“Speaking With the Land” Event Links Art and the Environment

Artist Johnny Dame painting a picture of Florida at the ACA Event. Photo courtesy of Eve Payor.

By Lisa D. Mickey

Doris “Doc” Leeper was determined to mesh arts and the environment in Volusia County years ago when she established Atlantic Center for the Arts (ACA) and helped push for Canaveral National Seashore to become a part of the National Park System.

That spirit of Leeper was on full display in late April when ACA hosted the inaugural “Speaking With the Land” event, bringing together artists, educators, nature lovers, policy makers, environmental scientists and the public for an afternoon of collaboration on the 69-acre campus nestled within a forest in New Smyrna Beach.

“You can’t be connected with nature if you never go outdoors,” said Dr. Cindy Bennington, a professor of biology at Stetson University, when asked what would be her “call to action” in this area’s coastal community.

“Increase the cross-pollination between and support for different groups and be involved in all of them to protect the environment,” added Riverside Conservancy Executive Director Kelli McGee.

The Saturday event began with an “awareness exercise to open the senses” in ACA’s amphitheater followed with displays by nature-influenced artist Johnny Dame and local ceramicist Casey Ramey. Southeast Volusia Audubon also displayed avian information at a table and later led a bird walk on ACA’s campus.

Panel discussion on the ACA campus. Photo courtesy of Eve Payor.

A panel discussion, including McGee, Bennington, Ramey, Dame, Volusia County teacher Louise Chapman, ACA apiarist and Board of Trustee member Doug McGinnis, and facilitated by Stetson University professor Dr. Jason Evans, discussed local environmental issues and challenges. A public audience had the opportunity to engage with the panelists.

“Doc Leeper’s conservation legacy in Volusia County is quite profound and we thought it was important to bring that legacy front and center in this event,” said Evans, who serves as executive director of Stetson’s Institute for Water and Environmental Resilience (IWER). “I really enjoyed the opportunity to be a part of an interdisciplinary collaboration with ACA.”

Evans and McGinnis, along with a number of other local environmental leaders and guests, explored ACA’s undeveloped 30 acres that included an active bald eagle’s nest and managed bee hives. The group also walked to an area in which a mangrove forest extended from the nearby Spruce Creek salt marsh to the center’s undeveloped property line.

“Our relationship to nature can be better understood using science, but best communicated using the arts,” said Eve Payor, ACA’s Community Arts Director. “Cross collaboration in arts and science is vital to connect a full spectrum of perspectives, which can reveal innovations in how humans relate to nature.”

The idea to hold the event sprung from an April 2023 Earth Day celebration at the Stetson Aquatic Center that included an unveiling of an eco-historical mural developed by Dame. The artist, along with Payor of ACA, Evans and other Stetson educators, discussed introducing a public event at ACA that would continue supporting Leeper’s vision.

When the planned event set for December 2023 was canceled due to inclement weather, organizers pushed the inaugural community program back to April 2024. Moving forward, ACA hopes to hold on-site quarterly events that will incorporate ACA visiting artists-in-residence.

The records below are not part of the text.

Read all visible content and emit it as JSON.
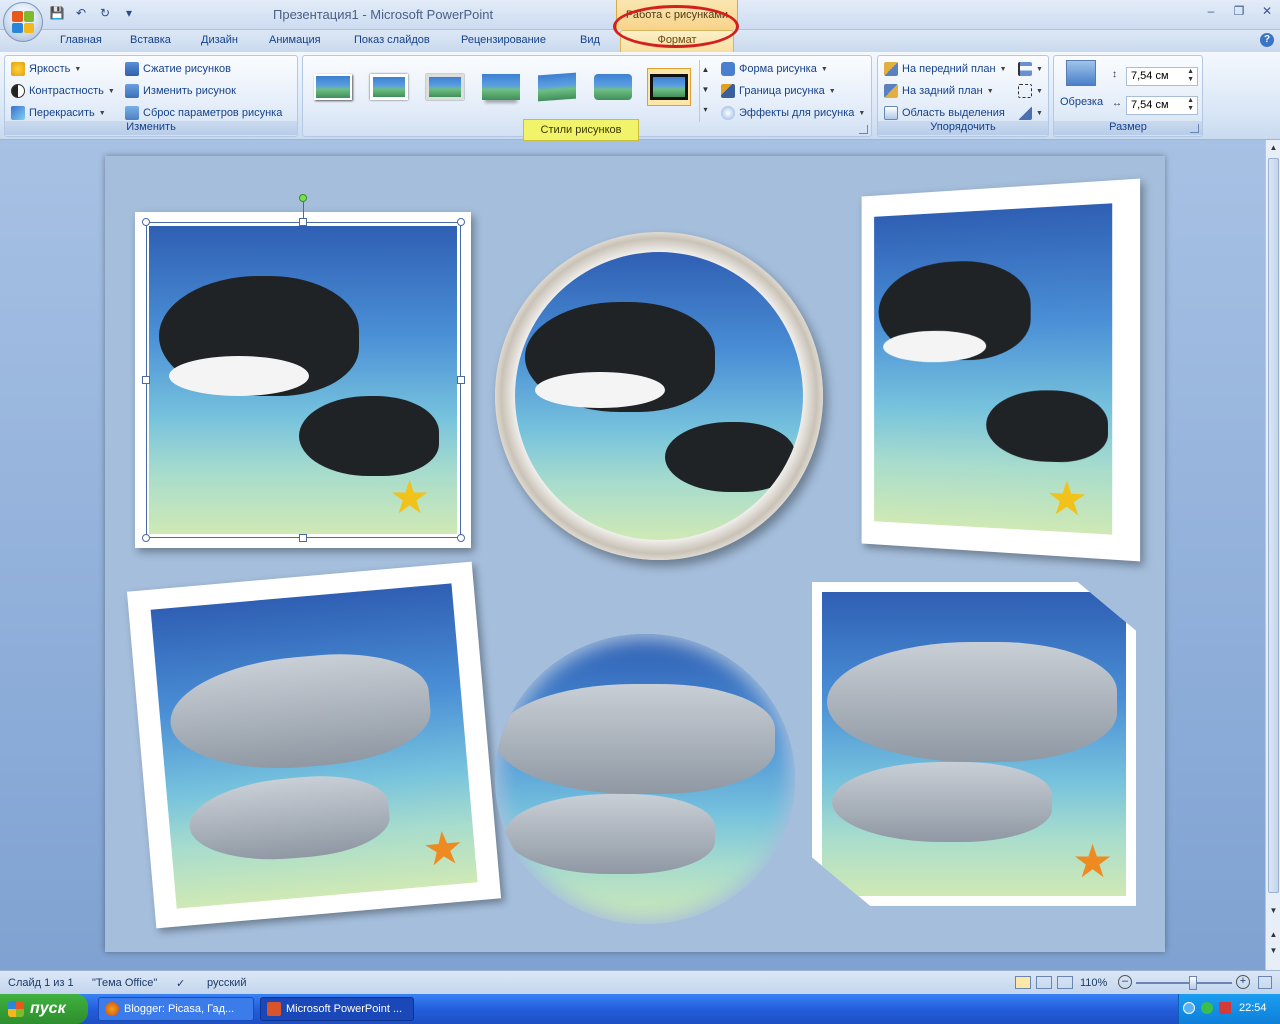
{
  "window": {
    "title": "Презентация1 - Microsoft PowerPoint",
    "context_group": "Работа с рисунками"
  },
  "tabs": [
    "Главная",
    "Вставка",
    "Дизайн",
    "Анимация",
    "Показ слайдов",
    "Рецензирование",
    "Вид"
  ],
  "active_tab": "Формат",
  "ribbon": {
    "adjust": {
      "label": "Изменить",
      "brightness": "Яркость",
      "contrast": "Контрастность",
      "recolor": "Перекрасить",
      "compress": "Сжатие рисунков",
      "change": "Изменить рисунок",
      "reset": "Сброс параметров рисунка"
    },
    "styles": {
      "label": "Стили рисунков",
      "shape": "Форма рисунка",
      "border": "Граница рисунка",
      "effects": "Эффекты для рисунка"
    },
    "arrange": {
      "label": "Упорядочить",
      "front": "На передний план",
      "back": "На задний план",
      "selection_pane": "Область выделения"
    },
    "size": {
      "label": "Размер",
      "crop": "Обрезка",
      "height": "7,54 см",
      "width": "7,54 см"
    }
  },
  "tooltip": "Стили рисунков",
  "status": {
    "slide": "Слайд 1 из 1",
    "theme": "\"Тема Office\"",
    "language": "русский",
    "zoom": "110%",
    "zoom_level": 0.6
  },
  "taskbar": {
    "start": "пуск",
    "item1": "Blogger: Picasa, Гад...",
    "item2": "Microsoft PowerPoint ...",
    "time": "22:54"
  },
  "colors": {
    "accent": "#15428b",
    "highlight": "#d41f1f",
    "tooltip": "#f1f36a"
  }
}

“Doc Leeper was an ambitious advocate for the land and how that inspires the arts,” said Ramey, a 2023 Stetson University environmental studies graduate who now works as a program coordinator for Stetson’s IWER. ”This event is just that, and I think we succeeded in upholding her legacy by exploring multiple connections across disciplines and across space and time.”

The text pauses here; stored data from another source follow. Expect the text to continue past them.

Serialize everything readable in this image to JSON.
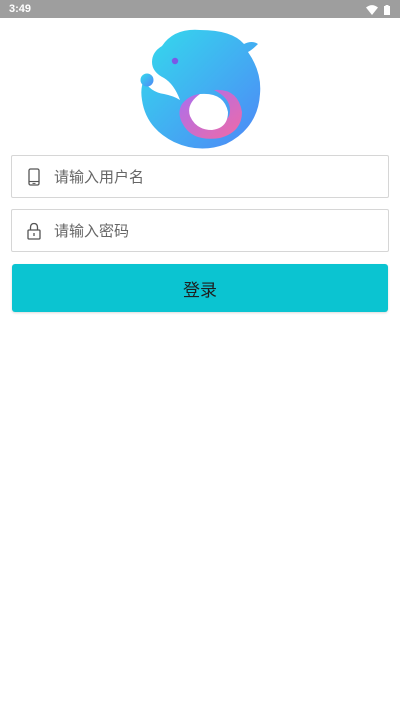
{
  "status_bar": {
    "time": "3:49",
    "icons": [
      "wifi-icon",
      "battery-icon"
    ]
  },
  "logo": {
    "icon": "dolphin-logo-icon",
    "colors": {
      "gradient_start": "#33dcec",
      "gradient_end": "#4f86f7",
      "accent_pink": "#f06aa6",
      "accent_purple": "#a86ff0"
    }
  },
  "login_form": {
    "username": {
      "icon": "phone-icon",
      "value": "",
      "placeholder": "请输入用户名"
    },
    "password": {
      "icon": "lock-icon",
      "value": "",
      "placeholder": "请输入密码"
    },
    "submit_label": "登录"
  },
  "colors": {
    "status_bar_bg": "#9e9e9e",
    "button_bg": "#0bc4d1",
    "field_border": "#d6d6d6"
  }
}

Ceramicist Casey Ramey sculpting at the event. Photo courtesy of Eve Payor

Ramey said she has been inspired by the work of generations before her, and the recent event also provided her with an opportunity to share ceramic art and nature with a younger generation attending the new program.

“We would not have art without the environment and we could not work to save the environment without artistic representation,” Ramey added. “Art is the visceral way we share about our environment.”

ACA plans to host its next free, public event on May 25, featuring guest speaker Bryon White of Yaupon Brothers Tea. White will discuss the locally grown yaupon holly tree’s importance in sustainable agriculture, as well as its historic use by indigenous people and by modern tea drinkers.

The goal of the event organizers is to keep a steady focus on both the environment, as well as the art that stems from surrounding nature.

“As our local ecosystems continue to be under threat from a whole variety of factors – including rapid development, climate change, invasive species and lack of resource management – the arts play a really important role to remind us what’s beautiful and special about these places,” said Evans.

“In other words,” he added, “the arts help give us a framework for understanding what we are trying to protect, conserve and restore.”